When I was developing the concept that would become the novel I’m working on now, I didn’t write down anything until I was ready to outline. But because I’d dedicated so much time to thinking through the plot and its nuances, the process of outlining happened in about a one-hour rush. Of course, the outline needed some refining, but it’s still mostly as it was when I sat down with the big roll of butcher paper and scribbled the plotline down for the first time. Had I filed away the kernel of the book in a notepad somewhere, I might never have returned to it. Even if I had, it certainly wouldn’t be the same book it is now.

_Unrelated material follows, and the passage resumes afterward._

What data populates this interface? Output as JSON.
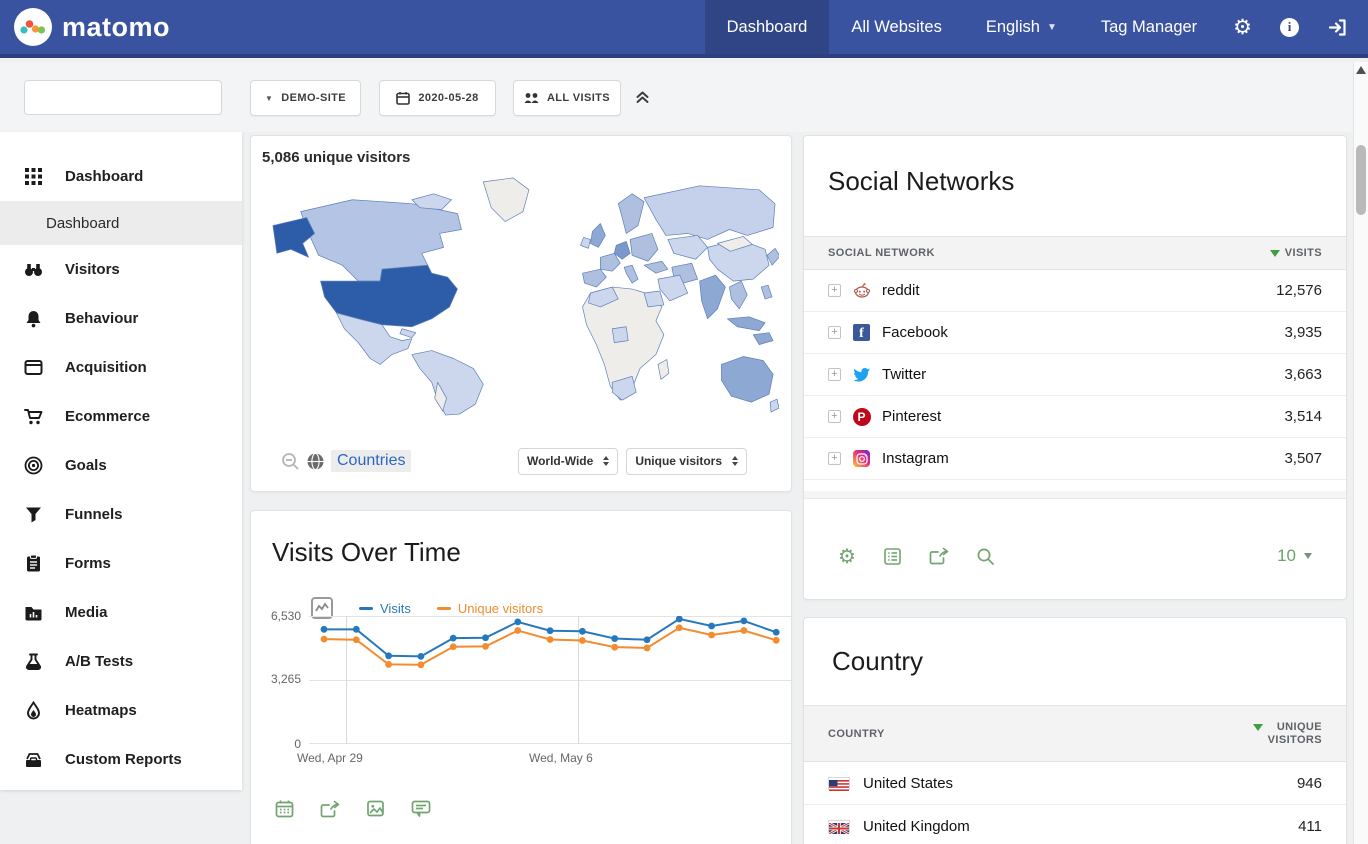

Incidentally, on a long flight earlier this week, I listened to the first episode of this season’s Writing Excuses podcast. (If you’re not familiar with Writing Excuses, I encourage you to check the podcast out; while the focus is typically on genre fiction, I, a non-genre person, always learn something interesting and applicable to my own work from listening to the discussion.) The Writing Excuses crew happened to be taking on the “where do you get ideas” question in their episode this week, and gave some great insights into developing your ideas, differentiating them from others’ similar ideas, and finding conflict—the stuff of story—in your ideas.